The components of a starter kit are a good starting place, but it would be even more useful to build a picture of the components and costs of several deployment scenarios with current products. I'm in Chicago, so if we based our models on a local build, the network scale is on the large end, but we would want to plan in a way that can grow from seed deployments on a neighborhood scale. The design exercise might start from one or two hubs with backhaul connections and a growing fiber and wireless point-to-point, and be designed to grow to offer service to the whole region. So from about 10,000 client networks to millions.
I'm offering to be of service in this exercise by representing someone with enough knowledge to evaluate designs and proposals, but not an expert in networking. My actual background is in software development and operations, and I have a good foundation in hardware as well. Little work experience with hardware or networking, but I had the opportunity to take a VLSI design course as an undergraduate back in the '80s. My project had about 400-500 CMOS gate, and if I recall correctly it was to be fabricated in a 5 micron process.
So, to set up the scenario, I am recruiting a team to lead the establishment of a last-mile network in Chicago. We plan on building on existing infrastructure as possible and taking advantage of being in a competitive market for backhaul. We want to keep costs as low as possible because we want to offer free connections to those who can't afford it. Our revenue model will be more like public media than a typical network operator. Assume we will be able to raise $10-20/month/household connected.

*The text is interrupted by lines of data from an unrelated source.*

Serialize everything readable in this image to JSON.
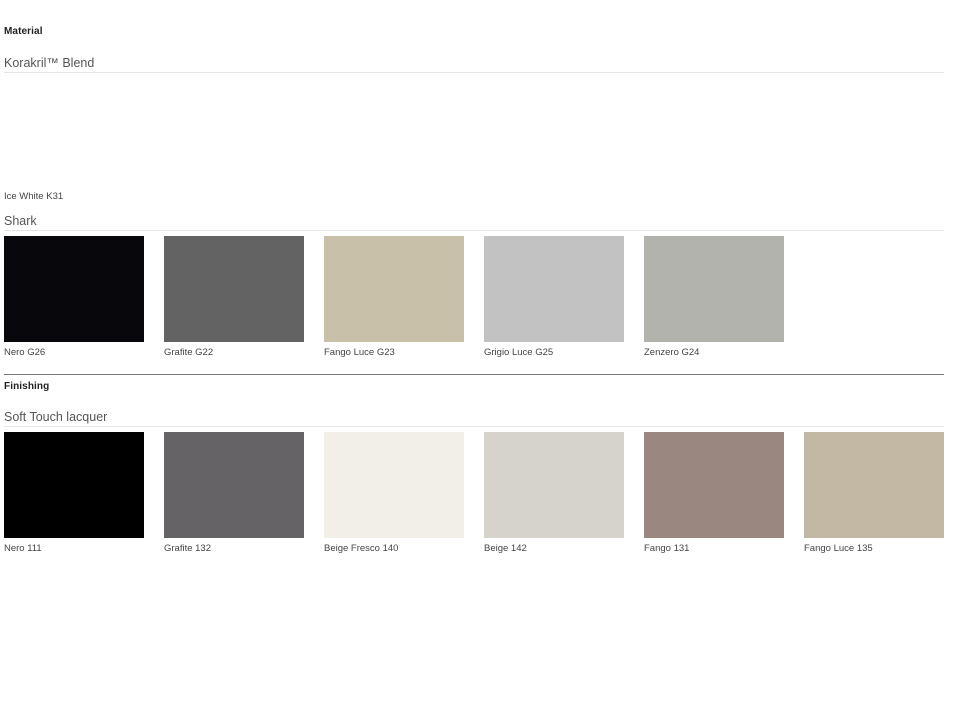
{
  "material": {
    "heading": "Material",
    "korakril": {
      "title": "Korakril™ Blend",
      "swatches": [
        {
          "label": "Ice White K31",
          "color": "#ffffff"
        }
      ]
    },
    "shark": {
      "title": "Shark",
      "swatches": [
        {
          "label": "Nero G26",
          "color": "#07070c"
        },
        {
          "label": "Grafite G22",
          "color": "#636363"
        },
        {
          "label": "Fango Luce G23",
          "color": "#c9c0aa"
        },
        {
          "label": "Grigio Luce G25",
          "color": "#c2c2c2"
        },
        {
          "label": "Zenzero G24",
          "color": "#b3b3ae"
        }
      ]
    }
  },
  "finishing": {
    "heading": "Finishing",
    "soft_touch": {
      "title": "Soft Touch lacquer",
      "swatches": [
        {
          "label": "Nero 111",
          "color": "#000000"
        },
        {
          "label": "Grafite 132",
          "color": "#656365"
        },
        {
          "label": "Beige Fresco 140",
          "color": "#f1efe7"
        },
        {
          "label": "Beige 142",
          "color": "#d6d3cc"
        },
        {
          "label": "Fango 131",
          "color": "#9a8880"
        },
        {
          "label": "Fango Luce 135",
          "color": "#c3b8a3"
        }
      ]
    }
  }
}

First, is this reasonable? It is hard to assess the market costs of the network service components without actually getting service quotes and such. My understanding that the market was at about $10/symmetric Mb/sec/month a while back. Is there any reference that tracks this number in different markets? For Chicago, I expect to be able to find rates that are similar to most competitive markets, but the long term plan would offer services to establish similar networks in other locations. In that case, we would either need to find competitive local backhaul or transit services to a POP where they are.
I don't expect the network hardware to be a big monthly budget issue and the capital costs spread across a reasonable period and they disappear into the bandwidth costs. The Cumulus starter kit at about $50k with longer bits of fiber, dark fiber where it is already installed, or point-to-point radio links and such where that makes more sense would be enough to connect a number of neighborhoods.
There seem to be many solutions to bridge between our neighborhood backhaul and the customers. FTTB (business or block) plus wireless and local wire/fiber is what we would prefer, but wireless mesh could be used for more rapid build-outs. Ideally that would be RMP based appliances, and if they don't exist that's maybe another project to prototype nodes as educational projects for embedded hardware design.